Precisione e fluttuazione. Come un’orchestra di tamburi parlanti e shekere, forza primigenia del ritmo che non ha nulla di muscolare, che sta tutta nelle sfumature e nelle microvariazioni. La batteria dell’autodidatta Tony Allen sarà dunque una tigre nel motore degli Africa ’70, la big band storica di Fela Kuti, per una trentina di dischi. Quando se ne va lo fa per questioni di royalties e di buon senso, mentre il leader maximo scatena risse con i generali che si succedono al potere e dissipa energie girando il mondo con una numerosa tribù di cui nessuno comprende l’utilità. Fela impiegherà una vita per assorbire il colpo e la sua musica non se ne farà più una ragione.

 

 

 

 

 

Tony Allen intanto, come la macchina che guida seduto dietro al suo strumento, non si ferma più. E anzi si fa in quattro, come fa normalmente con gli arti di cui dispone per stratificare ritmi autonomi e interconnessi. Senza mai snaturarsi né indulgere in nostalgie da ristampa, accanto a una rinnovata e costante produzione della sua musica si trova a dare in pasto,  per così dire, quel sapere poliritmico di cui era depositario esclusivo a tutta una serie di artisti elettronici, dj, giramanopole e cantanti pop, lasciando che intorno alla sua batteria nascessero interi collettivi, come l’Allenko Brotherhood Ensemble, ai quali spesse volte non restava che aggiungere una linea di basso qua e un effetto là per ottenere la pietra angolare dei loro gusti musicali.

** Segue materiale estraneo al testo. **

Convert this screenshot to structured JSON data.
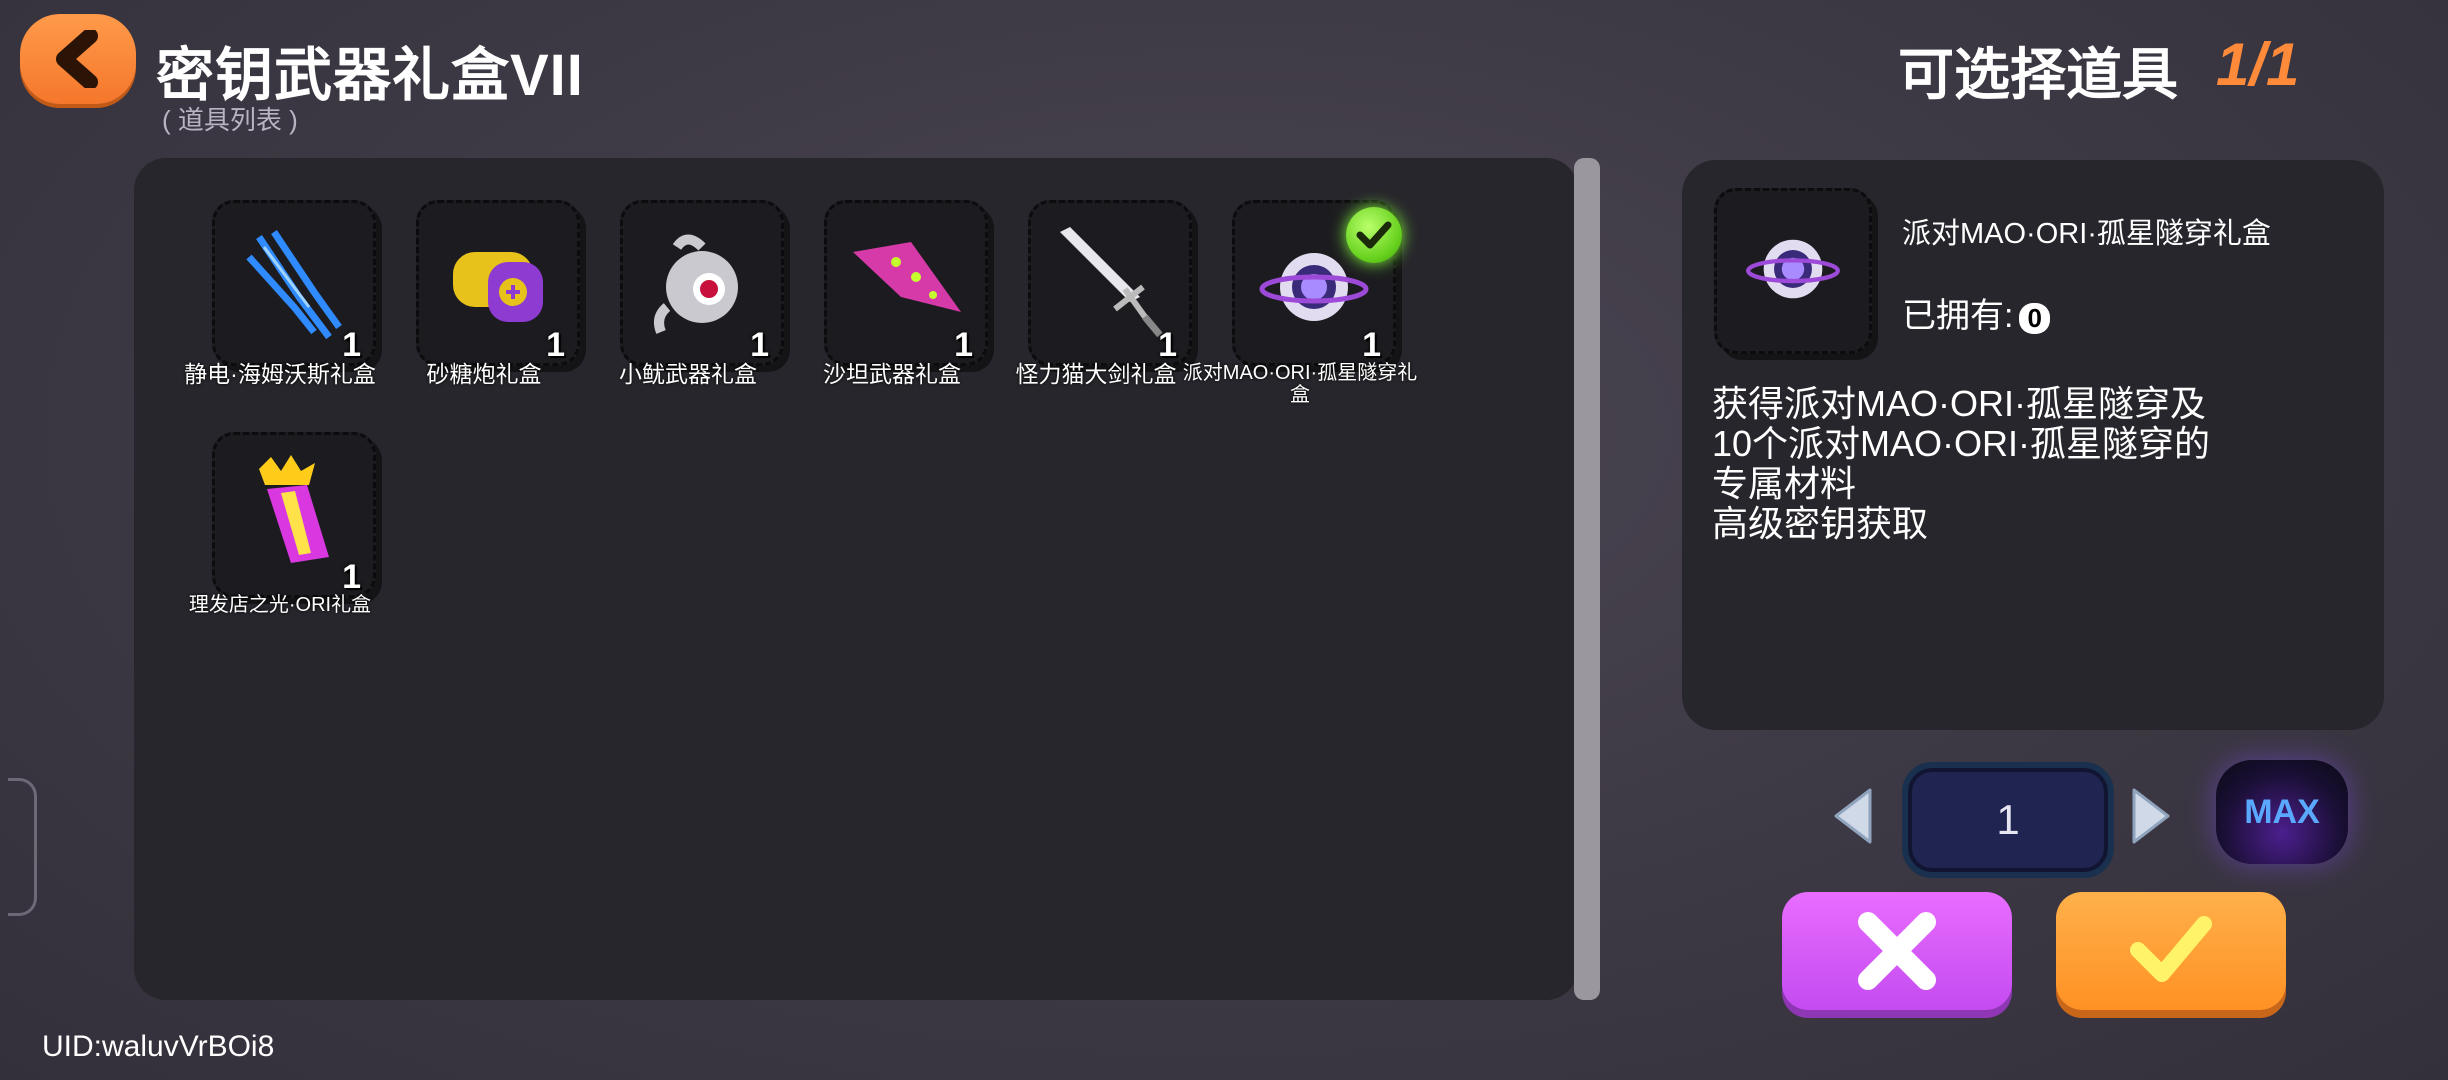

Da Damon Albarn, che già con i Blur cantava «Tony Allen mi fa ballare un sacco» (Music Is My Radar) e in futuro coinvolgerà il batterista nigeriano in diversi progetti, Africa Express, Rocket Juice and the Moon eccetera, fino a comporre e cantare con lui in Go Back, per dirne una, la tragedia dei migranti africani che in quel periodo approdano a frotte sull’isola di Lampedusa.

 

 

Ritmo perpetuo che esce dalle canzoni di Charlotte Gainsbourg, sterza verso l’afropunk sperimentale dei paulistani Metà Metà, riverbera nella testa dell’ex guru della tecno Jeff Mills (Tomorrow Comes the Harvest). Aveva questa capacità di restare sincronizzato ai tempi senza muoversi. E senza lasciare ad alcuno il tempo di farne l’oggetto di un revival.

Neanche l’autobiografia scritta nel 2013 con Michael E. Veal (Tony Allen: Master Drummer of Afrobeat) o un disco dello stesso periodo dal titolo riepilogativo come Film of Life concedono molto al passato. Inamovibile nel tempo, Tony Allen, anche di fronte al tributo a Art Blakey, con cui intendeva forse sdebitarsi di un’antica illuminazione, e in cui è l’hard-bop dei Jazz Messengers che viene a giocare sul suo campo e non viceversa .

 

Compiuto che ancora non aveva gli 80, la morte lo ha sorpreso in un periodo di ordinario fermento creativo, l’idea di un travel album tra Africa, Europa e Stati uniti nel quale tirare dentro tanti giovani artisti. Giovani e curiosi quasi quanto lo è stato lui nei 50 anni di musica che ci ha regalato.